By the mid-1930s Hatt had developed her own distinctive style, seen particularly in her landscapes. The joint Braque/Roualt exhibition at the Tate, London, in 1946 and then that for Fernand Léger in 1950 both brought a new impetus, imagination and energy to her work. She would often return to a composition - sometimes over decades - and explore it with increasing degrees of simplification and abstraction of its elements.

Hatt exhibited her work for five decades, featuring in over 40 exhibitions (many of them solo) in Clevedon, Clifton, Bath, Oxford, London and Paris. Particular exhibition venues included the Royal Academy, the Leicester and Redfern Galleries, Jack Bilbo's Modern Art Gallery and Foyles Gallery. Hatt had a series of solo shows at the Minerva Gallery in Bath and at the Osiris Gallery in Oxford.

Foyles was Hatt's first solo exhibition in London and it was opened by Douglas Cleverdon. He observed, "It seems to me that here is a world of order and construction very carefully conceived and carrying on the best traditions of the post impressionists. In particular one sees the influence of such French painters as Léger, but there is not only the French influence, but also the clear English influence as well." In his review of the exhibition John Berger also acknowledged the influence of Léger on Hatt and added, "She has a good sense of colour and has something to say..." Hatt was elected an associate of the Royal West of England Academy (RWA) in 1949.

== Personal life ==
Her lifelong partner was Margery Mack Smith (1890-1975), a weaver, and primary school teacher.

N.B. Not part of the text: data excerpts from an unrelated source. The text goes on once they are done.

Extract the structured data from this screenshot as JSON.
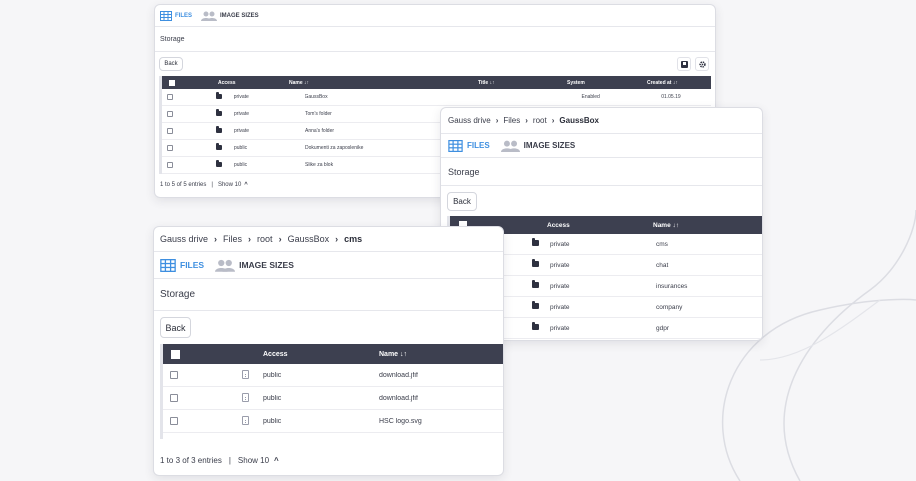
{
  "panel_a": {
    "tabs": {
      "files": "FILES",
      "image_sizes": "IMAGE SIZES"
    },
    "storage_label": "Storage",
    "back_label": "Back",
    "columns": {
      "access": "Access",
      "name": "Name ↓↑",
      "title": "Title ↓↑",
      "system": "System",
      "created": "Created at ↓↑"
    },
    "rows": [
      {
        "access": "private",
        "name": "GaussBox",
        "system": "Enabled",
        "created": "01.05.19"
      },
      {
        "access": "private",
        "name": "Tom's folder",
        "system": "",
        "created": ""
      },
      {
        "access": "private",
        "name": "Anna's folder",
        "system": "",
        "created": ""
      },
      {
        "access": "public",
        "name": "Dokumenti za zaposlenike",
        "system": "",
        "created": ""
      },
      {
        "access": "public",
        "name": "Slike za blok",
        "system": "",
        "created": ""
      }
    ],
    "footer": {
      "entries": "1 to 5 of 5 entries",
      "separator": "|",
      "show": "Show 10"
    }
  },
  "panel_b": {
    "breadcrumb": [
      "Gauss drive",
      "Files",
      "root",
      "GaussBox"
    ],
    "tabs": {
      "files": "FILES",
      "image_sizes": "IMAGE SIZES"
    },
    "storage_label": "Storage",
    "back_label": "Back",
    "columns": {
      "access": "Access",
      "name": "Name ↓↑"
    },
    "rows": [
      {
        "access": "private",
        "name": "cms"
      },
      {
        "access": "private",
        "name": "chat"
      },
      {
        "access": "private",
        "name": "insurances"
      },
      {
        "access": "private",
        "name": "company"
      },
      {
        "access": "private",
        "name": "gdpr"
      }
    ]
  },
  "panel_c": {
    "breadcrumb": [
      "Gauss drive",
      "Files",
      "root",
      "GaussBox",
      "cms"
    ],
    "tabs": {
      "files": "FILES",
      "image_sizes": "IMAGE SIZES"
    },
    "storage_label": "Storage",
    "back_label": "Back",
    "columns": {
      "access": "Access",
      "name": "Name ↓↑"
    },
    "rows": [
      {
        "access": "public",
        "name": "download.jfif"
      },
      {
        "access": "public",
        "name": "download.jfif"
      },
      {
        "access": "public",
        "name": "HSC logo.svg"
      }
    ],
    "footer": {
      "entries": "1 to 3 of 3 entries",
      "separator": "|",
      "show": "Show 10"
    }
  },
  "breadcrumb_separator": "›",
  "chevron_up": "^",
  "icons": {
    "files_tab": "grid-table-icon",
    "image_sizes_tab": "users-icon",
    "folder": "folder-icon",
    "file": "file-icon",
    "download": "download-icon",
    "settings": "gear-icon"
  },
  "colors": {
    "accent": "#3e8fe0",
    "header": "#3d4050",
    "background": "#f6f6f8"
  }
}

It is thanks to Smith that a number of Hatt's sketchbooks and folios of working drawings have been preserved. Soon after Hatt died on 27 August 1969, a significant quantity of her correspondence and personal records were burned by a relative to conceal her life as a feminist and a lesbian. Two chests of material had already been moved to Smith's home in Watchet and were preserved.

== Death and legacy ==
When Hatt died, in keeping with her wish, her body was donated to medical research. She has no memorial beyond her art.

From March–June 2019 a major retrospective exhibition featuring over 70 of her paintings was held at the Museum of Somerset in Taunton.

A small exhibition of watercolours, prints and drawings was staged in June 2021 as part of the Clevedon Literary Festival.